Analysis and Wind Tunnel Testing of a Superelastic Slat-Cove Filler for Airframe Noise Reduction

Abstract

During low speed maneuvers, such as landing and approach, a significant portion of the noise generated by transport aircraft is due to airframe noise. The leading-edge slat is a primary source of airframe noise. Previous work has shown that the slat-cove filler (SCF) is effective at mitigating the noise generated by the slat. The objective of this work was to further the development of a superelastic shape memory alloy (SMA) SCF concept by investigating fluid-structure interaction (FSI) behavior via computational and physical models.
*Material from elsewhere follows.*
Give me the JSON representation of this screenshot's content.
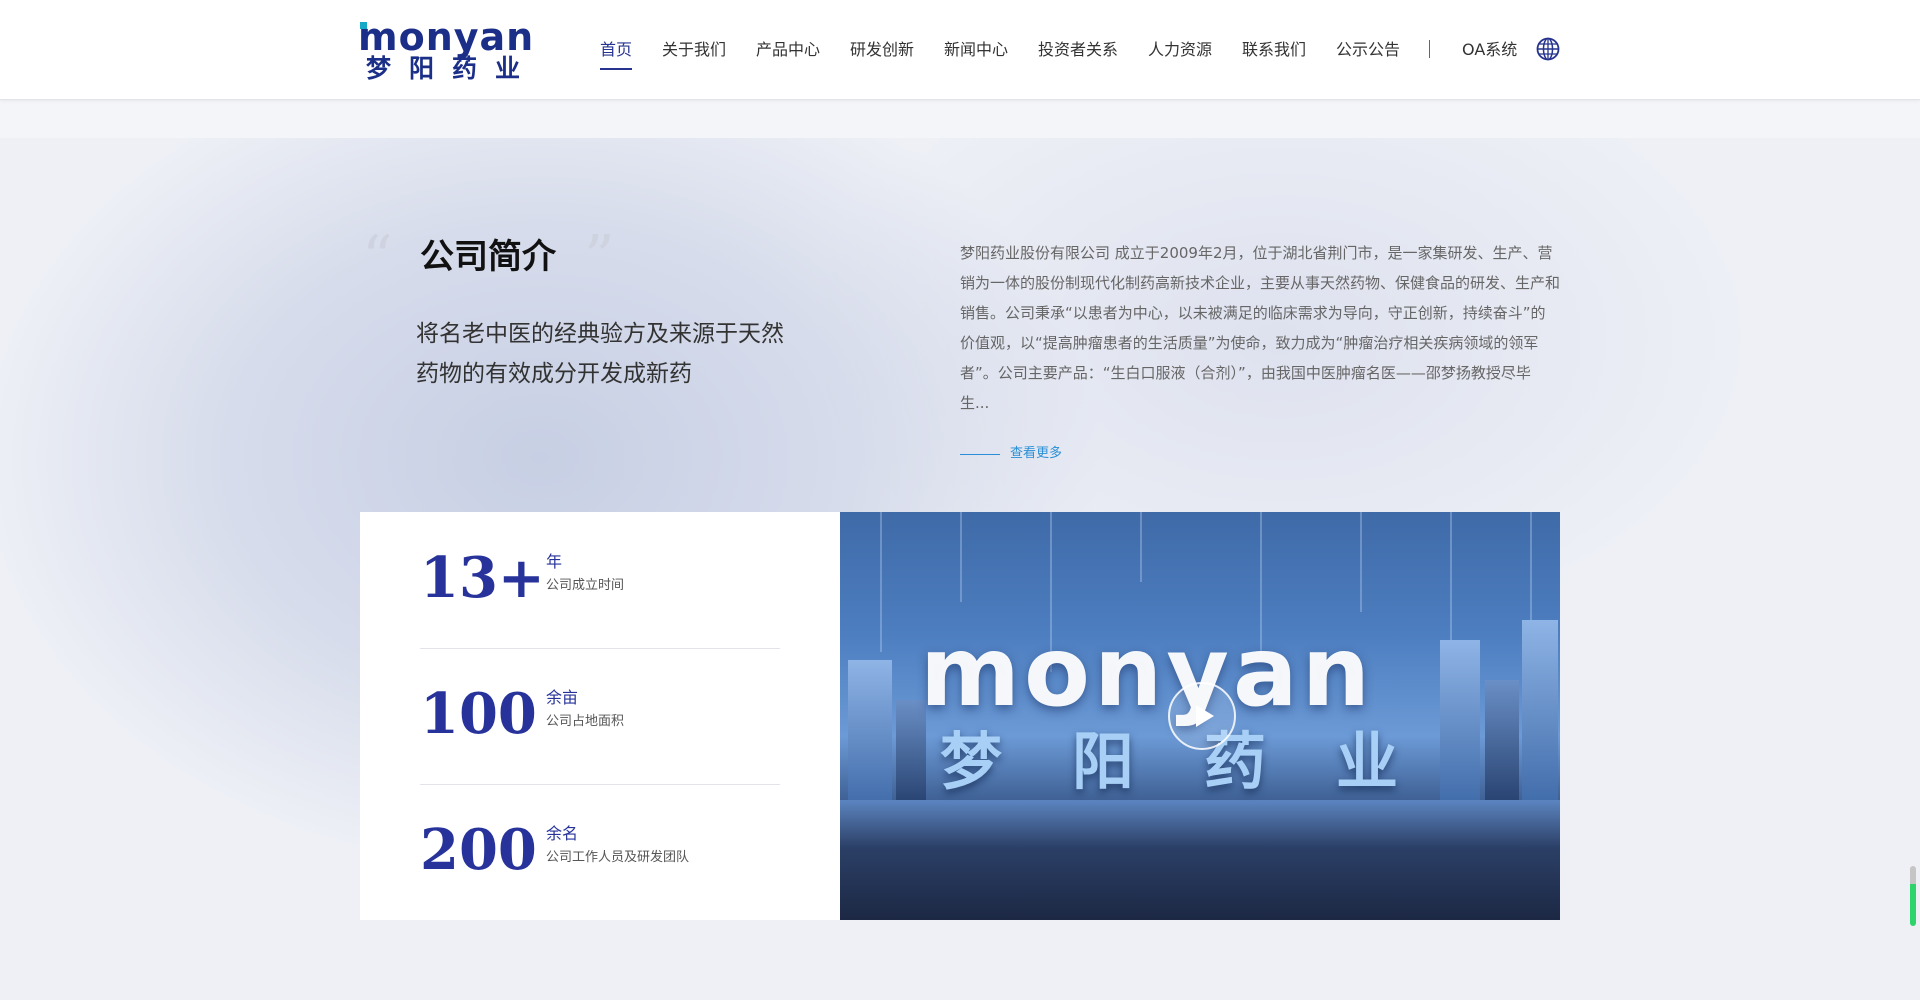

Structural optimization of a SCF design for a representative, transport-class airfoil was first conducted considering the SCF response to aerodynamic and slat retraction loads. The objective of the optimization was to minimize the actuation force needed to retract the slat and SCF. A monolithic SMA SCF was found to minimize the actuation force while satisfying constraints, which agreed with findings from prototype testing on the bench-top apparatus. The success of the design optimization motivated further work that sought to determine how the SCF responded in flow using a combination of finite volume fluid models and finite element structural models based on a small-scale wind tunnel model of a conventional multi-element wing configuration with a SCF. Multiple angles of attack and deployment states of high lift devices were considered for computational fluid dynamics (CFD) analysis to gain an initial understanding of the flow around the wing. FSI analysis of the SCF in flow was conducted for multiple load cases using a framework that was compatible with custom material subroutines (for SMA material response). Wind tunnel testing of a physical model of the multi-element wing configuration was used to begin validation of the CFD and FSI models.